Monday, April 30, 2018

menjadi yang paling kecil di dunia perkuliahan.

Hello human beings,

Udah lama banget ya aku enggak nulis blog lagi? 

Well it's actually okay as no one even visits here anymore haha (trust me this is not a sarcasm)

Jadi selama berbulan-bulan lamanya aku menghabiskan that so-called summer vacation setelah dapat perguruan tinggi, aku belum ada ide buat nulis sesuatu yang baru di blog. Yet I'm writing a novel by now berharap suatu saat bakal selesai, tapi enggak akan ku publikasikan ke blog ini. Mungkin bakal di wattpad. Atau mungkin bakal disimpan aja dan nunggu waktu yang tepat untuk mempublikasikannya. Entahlah. 

Dan sebetulnya, di draft blog aku, aku udah nulis panjaaaaaaang banget dan bisa sampai 10 halaman lebih kalau dipindah ke word tentang perjuanganku dapat PTN, tapi setelah berpikir panjang dan dibaca ulang kayaknya bakal lebih baik kusimpan secara personal aja ceritanya, karena kalau dibaca kesannya bisa jadi lebay dan inti dari ceritaku itu juga enggak jauh-jauh amat dari cerita kebanyakan orang. Gagal snm dulu, berjuang mati-matian buat lolos lewat sbm, belajar dan ngambis tiap hari , nangis-nangis sampai kurang tidur dan akhirnya keterima juga. Sama aja kan, sama yang lain, atau cerita-cerita lainnya yang pernah kalian baca di media sosial? so I don't think my story would inspire a lot buat kamu yang bakal berjuang untuk tahun depan. Mau se-terinspirasinya kamu sama cerita seseorang kalau kamunya enggak mau berjuang ya sama aja bohong nanti. 

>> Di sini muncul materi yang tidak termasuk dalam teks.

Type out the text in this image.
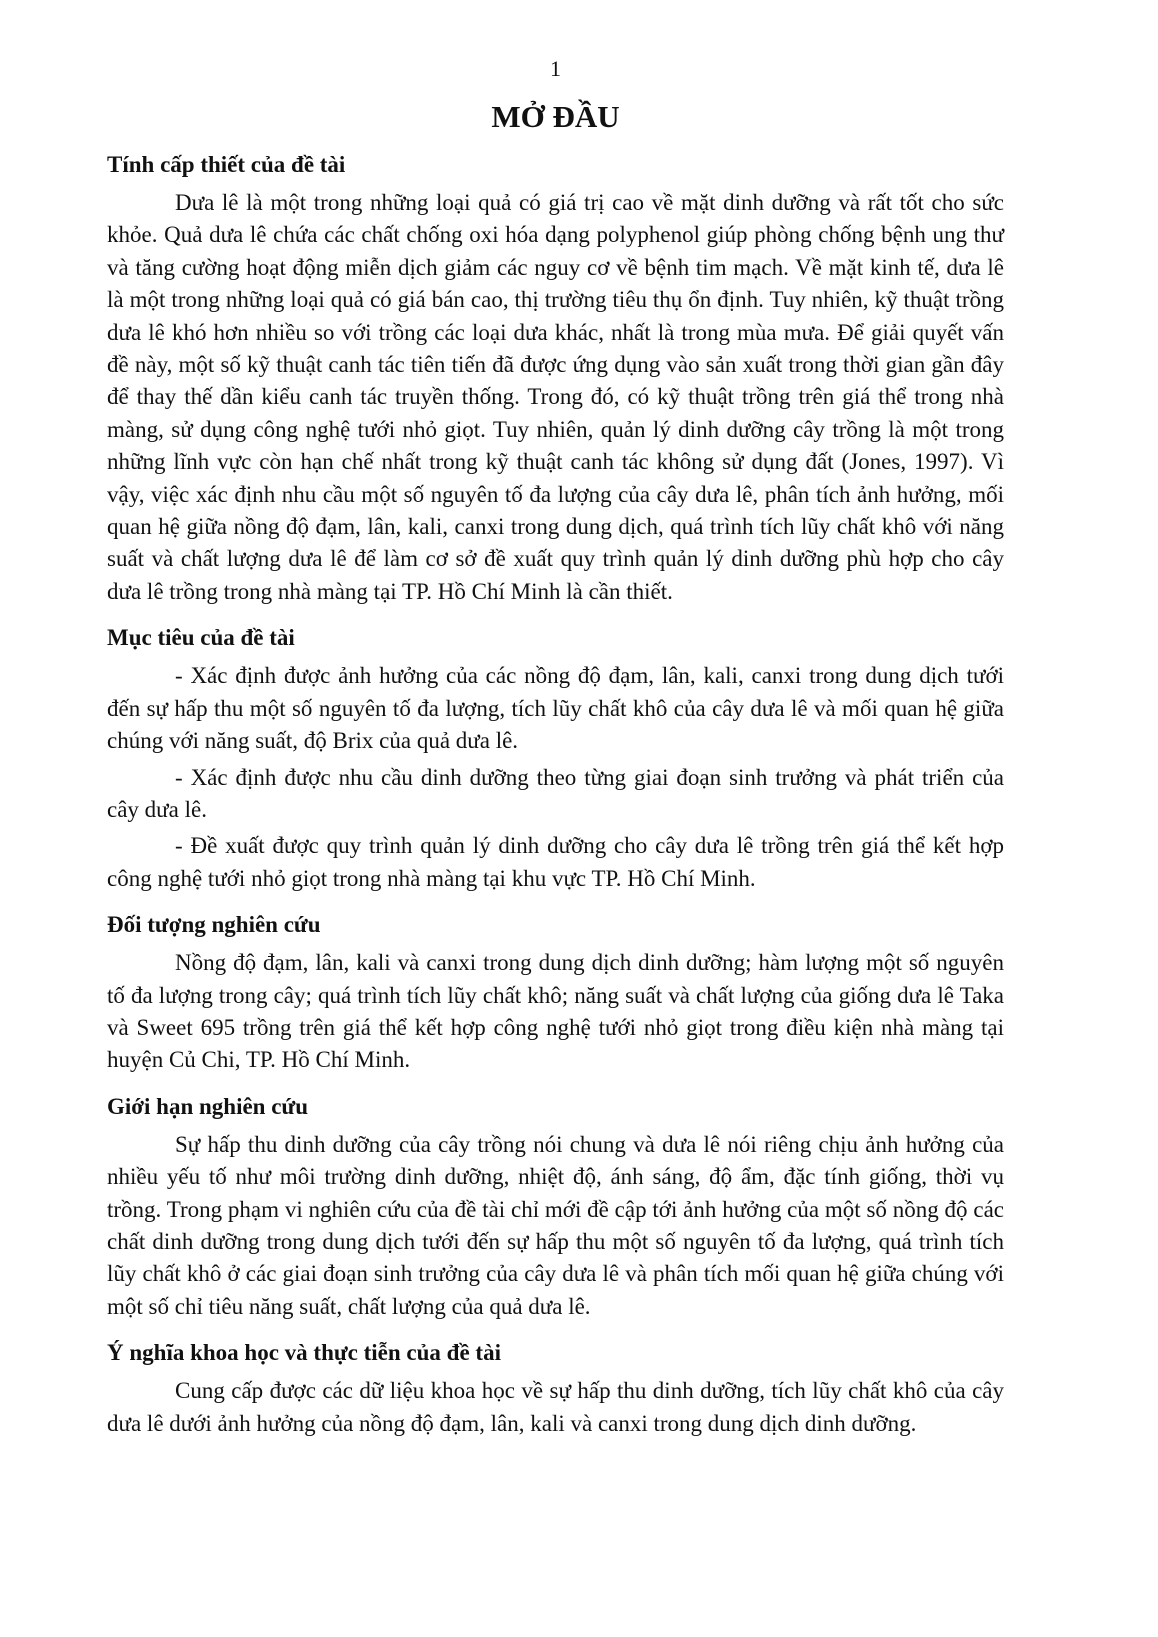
1
MỞ ĐẦU
Tính cấp thiết của đề tài

Dưa lê là một trong những loại quả có giá trị cao về mặt dinh dưỡng và rất tốt cho sức khỏe. Quả dưa lê chứa các chất chống oxi hóa dạng polyphenol giúp phòng chống bệnh ung thư và tăng cường hoạt động miễn dịch giảm các nguy cơ về bệnh tim mạch. Về mặt kinh tế, dưa lê là một trong những loại quả có giá bán cao, thị trường tiêu thụ ổn định. Tuy nhiên, kỹ thuật trồng dưa lê khó hơn nhiều so với trồng các loại dưa khác, nhất là trong mùa mưa. Để giải quyết vấn đề này, một số kỹ thuật canh tác tiên tiến đã được ứng dụng vào sản xuất trong thời gian gần đây để thay thế dần kiểu canh tác truyền thống. Trong đó, có kỹ thuật trồng trên giá thể trong nhà màng, sử dụng công nghệ tưới nhỏ giọt. Tuy nhiên, quản lý dinh dưỡng cây trồng là một trong những lĩnh vực còn hạn chế nhất trong kỹ thuật canh tác không sử dụng đất (Jones, 1997). Vì vậy, việc xác định nhu cầu một số nguyên tố đa lượng của cây dưa lê, phân tích ảnh hưởng, mối quan hệ giữa nồng độ đạm, lân, kali, canxi trong dung dịch, quá trình tích lũy chất khô với năng suất và chất lượng dưa lê để làm cơ sở đề xuất quy trình quản lý dinh dưỡng phù hợp cho cây dưa lê trồng trong nhà màng tại TP. Hồ Chí Minh là cần thiết.

Mục tiêu của đề tài

- Xác định được ảnh hưởng của các nồng độ đạm, lân, kali, canxi trong dung dịch tưới đến sự hấp thu một số nguyên tố đa lượng, tích lũy chất khô của cây dưa lê và mối quan hệ giữa chúng với năng suất, độ Brix của quả dưa lê.

- Xác định được nhu cầu dinh dưỡng theo từng giai đoạn sinh trưởng và phát triển của cây dưa lê.

- Đề xuất được quy trình quản lý dinh dưỡng cho cây dưa lê trồng trên giá thể kết hợp công nghệ tưới nhỏ giọt trong nhà màng tại khu vực TP. Hồ Chí Minh.

Đối tượng nghiên cứu

Nồng độ đạm, lân, kali và canxi trong dung dịch dinh dưỡng; hàm lượng một số nguyên tố đa lượng trong cây; quá trình tích lũy chất khô; năng suất và chất lượng của giống dưa lê Taka và Sweet 695 trồng trên giá thể kết hợp công nghệ tưới nhỏ giọt trong điều kiện nhà màng tại huyện Củ Chi, TP. Hồ Chí Minh.

Giới hạn nghiên cứu

Sự hấp thu dinh dưỡng của cây trồng nói chung và dưa lê nói riêng chịu ảnh hưởng của nhiều yếu tố như môi trường dinh dưỡng, nhiệt độ, ánh sáng, độ ẩm, đặc tính giống, thời vụ trồng. Trong phạm vi nghiên cứu của đề tài chỉ mới đề cập tới ảnh hưởng của một số nồng độ các chất dinh dưỡng trong dung dịch tưới đến sự hấp thu một số nguyên tố đa lượng, quá trình tích lũy chất khô ở các giai đoạn sinh trưởng của cây dưa lê và phân tích mối quan hệ giữa chúng với một số chỉ tiêu năng suất, chất lượng của quả dưa lê.

Ý nghĩa khoa học và thực tiễn của đề tài

Cung cấp được các dữ liệu khoa học về sự hấp thu dinh dưỡng, tích lũy chất khô của cây dưa lê dưới ảnh hưởng của nồng độ đạm, lân, kali và canxi trong dung dịch dinh dưỡng.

Anyways, tahun lalu aku dapat message lewat Instagram dari salah satu teman dekat aku yang sekarang adalah mahasiswa di Universitas Indonesia. Dia cerita sama aku bahwa dia sekarang sedang merasa inferior karena di kelasnya banyak yang ternyata lebih dari dia. Yang ngambis. Yang aktif di kelas. Yang aku pribadi kusebut Anak Masa Depan Cerah (btw istilah itu baru kepikiran saat aku nulis posting ini juga). Di kelasnya kerasa banget atmosfir kompetitifnya.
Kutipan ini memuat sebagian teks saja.